Vital Signs: Height: 5 feet 1 inches Weight: 175 pounds BMI: 32, Obese, BP 160/92, T 98.0, P 111, R 22 and non-labored
HEENT: Normocephalic/Atraumatic, Bilateral cataracts; PERRLA, EOMI; Teeth intact. Negative for gum disease. NECK: Neck supple, no palpable masses, no lymphadenopathy, no thyroid enlargement. LUNGS: + Mild Crackles on inspiratory phase not clearing with cough. Equal breath sounds. Symmetrical respiration. No respiratory distress. HEART: Normal S1 with S2 during expiration. An S4 is noted at the apex; + systolic murmur noted at the right upper sternal border without radiation to the carotids. Pulses are 2+ in upper extremities and 2+ in pedal pulses bilaterally. 2+ pitting edema to her knees noted bilaterally. ABDOMEN: No abdominal distention. Nontender. Bowel sounds + x 4 quadrants. No organomegaly. Normal contour; No palpable masses. GENITOURINARY: No CVA tenderness bilaterally. GU exam deferred. MUSCULOSKELETAL: + Heberden’s nodes at the DIP joints, hands. + Crepitus, bilateral knees. Slow gait but steady. No Kyphosis. PSYCH: Normal affect. Cooperative. SKIN: No rashes. Positive for dry skin.
Labs: Hgb 13.2, Hct 38%, K+ 4.0, Na+137, Cholesterol 228, Triglycerides 187, HDL 37, LDL 190, TSH 3.7, glucose 98.
Primary Diagnosis: Congestive Heart Failure (CHF)

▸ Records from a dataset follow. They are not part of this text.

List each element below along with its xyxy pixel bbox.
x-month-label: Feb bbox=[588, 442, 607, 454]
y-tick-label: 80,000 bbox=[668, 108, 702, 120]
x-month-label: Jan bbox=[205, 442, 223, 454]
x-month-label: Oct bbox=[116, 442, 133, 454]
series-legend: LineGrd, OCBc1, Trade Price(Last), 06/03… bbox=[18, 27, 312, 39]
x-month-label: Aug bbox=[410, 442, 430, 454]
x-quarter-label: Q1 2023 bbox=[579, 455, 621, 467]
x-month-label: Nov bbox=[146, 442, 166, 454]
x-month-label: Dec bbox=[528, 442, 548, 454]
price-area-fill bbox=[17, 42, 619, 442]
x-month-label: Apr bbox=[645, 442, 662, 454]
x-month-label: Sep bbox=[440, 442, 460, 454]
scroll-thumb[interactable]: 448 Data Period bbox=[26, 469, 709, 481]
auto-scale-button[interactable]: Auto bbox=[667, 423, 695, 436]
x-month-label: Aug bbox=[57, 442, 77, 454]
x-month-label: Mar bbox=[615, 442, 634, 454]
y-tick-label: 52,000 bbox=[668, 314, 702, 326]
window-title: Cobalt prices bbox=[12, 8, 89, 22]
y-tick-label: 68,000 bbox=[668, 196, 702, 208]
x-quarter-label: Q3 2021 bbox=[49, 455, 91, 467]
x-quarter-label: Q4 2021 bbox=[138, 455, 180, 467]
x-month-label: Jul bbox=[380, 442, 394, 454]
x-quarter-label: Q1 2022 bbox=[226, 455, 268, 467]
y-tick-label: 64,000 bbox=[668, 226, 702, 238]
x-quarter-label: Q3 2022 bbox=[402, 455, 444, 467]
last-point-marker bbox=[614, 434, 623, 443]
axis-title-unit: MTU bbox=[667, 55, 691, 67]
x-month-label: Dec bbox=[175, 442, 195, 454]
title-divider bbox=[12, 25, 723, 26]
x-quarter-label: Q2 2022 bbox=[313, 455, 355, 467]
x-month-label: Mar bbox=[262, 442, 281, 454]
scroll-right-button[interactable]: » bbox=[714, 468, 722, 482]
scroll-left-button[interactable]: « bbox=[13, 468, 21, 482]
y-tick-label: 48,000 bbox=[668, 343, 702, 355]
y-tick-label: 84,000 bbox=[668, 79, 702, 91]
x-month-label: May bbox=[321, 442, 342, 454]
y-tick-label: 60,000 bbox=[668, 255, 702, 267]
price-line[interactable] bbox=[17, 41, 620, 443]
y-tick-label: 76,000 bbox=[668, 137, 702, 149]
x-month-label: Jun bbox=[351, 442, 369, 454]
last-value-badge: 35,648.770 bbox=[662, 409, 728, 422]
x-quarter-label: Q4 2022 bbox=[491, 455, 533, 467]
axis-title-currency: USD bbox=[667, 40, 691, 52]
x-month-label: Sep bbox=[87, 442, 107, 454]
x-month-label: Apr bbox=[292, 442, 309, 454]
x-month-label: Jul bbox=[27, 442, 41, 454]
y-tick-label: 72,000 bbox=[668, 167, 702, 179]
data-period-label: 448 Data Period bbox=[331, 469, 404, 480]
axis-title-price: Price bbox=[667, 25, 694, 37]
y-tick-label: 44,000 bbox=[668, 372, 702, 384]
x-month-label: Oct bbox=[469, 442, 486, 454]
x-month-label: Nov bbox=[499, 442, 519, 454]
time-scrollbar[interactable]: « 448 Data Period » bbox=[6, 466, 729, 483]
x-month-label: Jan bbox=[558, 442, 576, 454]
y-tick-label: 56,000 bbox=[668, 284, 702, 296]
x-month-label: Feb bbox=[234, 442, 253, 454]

Secondary Diagnoses: Primary Hypertension, Obesity, Osteoarthritis (OA)
Differential Diagnosis: Peripheral Vascular Disease (PVD)
Medications: Tylenol 650 mg PO Q4 hours as needed for arthritis pain
Labs: UA; Brain natriuretic peptide (BNP); LFTs and TSH; 12-lead EKG, Chest X-ray; Initial 2D echo with Doppler; Ankle-brachial index.
Additional lab results: Echo results 1 week ago: Left ventricular EJ Fraction decreased to 35 %
BNP – not available.
As a future FNP, you need to determine the medications for CHF/ASCVD. (Arteriosclerotic Cardiovascular Disease).
1. According to the ACC/AHA guidelines, what medications should this patient be prescribed?
2. Does he need medication(s) given his history of MI?